犬の場合、群れの仲間と身を寄せ合うことで、お互いの死角を守り合いながら休むことができます。しかし猫は犬と違って群れを成さないので、自分の身は自分で守らなくてはいけません。
今やおうちの中で安心して暮らせる猫たちでも、野生時代の習性が強く残っているため、箱や紙袋ののような狭い場所にいると安心するのです。
2. 暗い場所は安心してウトウトできるから
猫が最も活動的になる時間帯は夕暮れ時と明け方です。「猫は夜行性」と言われていますが、真夜中よりもこの2つの時間帯が彼らの活発な行動時間帯なのです。
多くの動物は日中の時間帯に活動していますので、猫はどちらかというと昼夜逆転の生活となります。猫がウトウトしたい日中の時間帯に、猫の敵となる動物は活動的になるということです。明るい時間帯は自分の姿もあらわになるため、野生時代の猫にとって日中に安心して眠るのは大変です。
そんな野生時代の名残から、猫は自分の存在を隠せるこたつの中やクローゼットの中などの暗い場所だと、安心してウトウトできるのです。
3. 争いたくないから
猫は引っかいたり噛んだりするイメージをお持ちの方も多くいらっしゃいます。猫には発情期がありますので、不妊手術をしていない子は神経質になる時期があります。そして、猫は単独行動ゆえに縄張りを主張する動物でもありますので、大きな声でケンカをしている野良猫も時折います。

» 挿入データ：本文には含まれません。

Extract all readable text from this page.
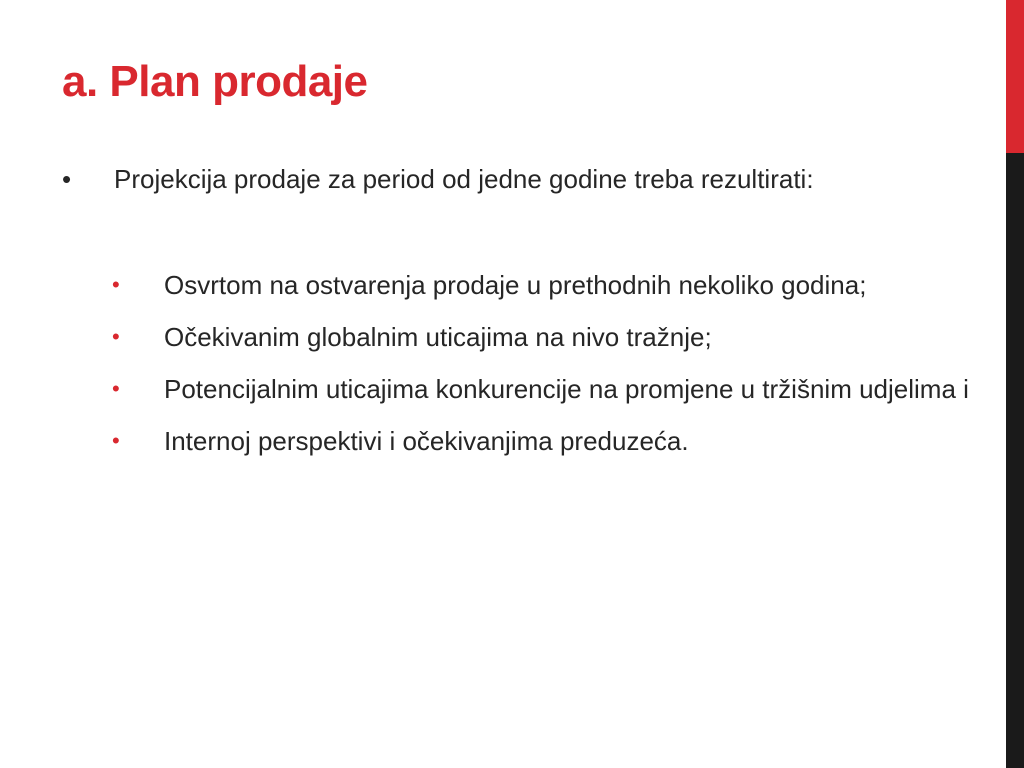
a. Plan prodaje
• Projekcija prodaje za period od jedne godine treba rezultirati:
• Osvrtom na ostvarenja prodaje u prethodnih nekoliko godina;
• Očekivanim globalnim uticajima na nivo tražnje;
• Potencijalnim uticajima konkurencije na promjene u tržišnim udjelima i
• Internoj perspektivi i očekivanjima preduzeća.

しかし、猫にとって相手と対峙して攻撃することは最終手段であり、本来は争いを好まない動物です。群れを成さない猫は自分ひとりで戦わなくてはいけませんので、争うことは命のリスクがとても高いのです。
そのため、基本的には恐怖の対象から逃げて身を隠します。シャー!と言ったり大きな鳴き声で威嚇したり、毛を逆立ててポーズを取ったりするのは一見攻撃的な行為に見えますが、実は実際に手を出すまでの長いプロセスなのです。
十分な隠れ場所を用意してあげよう
現在では猫を完全室内飼いすることが推奨されています。猫にとって室内で暮らせることは安心ですが、室内は野外と違って行動範囲が限られています。多頭飼いをしていて猫同士のトラブルがあったときや来客があって見知らぬ人が家に来たときなど、猫が恐怖したときに隠れられる場所を十分に用意しておくことが猫の精神衛生上で重要です。
まとめ
今日のねこちゃんより:虎(トラ) / ♂ / 1歳 / キジトラ / 5.2kg
待ち伏せ型の狩りをする猫は気配や足音を消すのが得意なので、家の中ですら彼らを見失うことが多々あります。冷蔵庫の上、こたつ、引き出し、クローゼット…猫は隙あらばどこかに身を潜めてしまいます。猫は犬と違って基本的に単独行動なので、自分の身は自分で守らなくてはいけません。そのため、猫の「隠れたい」という欲求はとても強いのでしょう。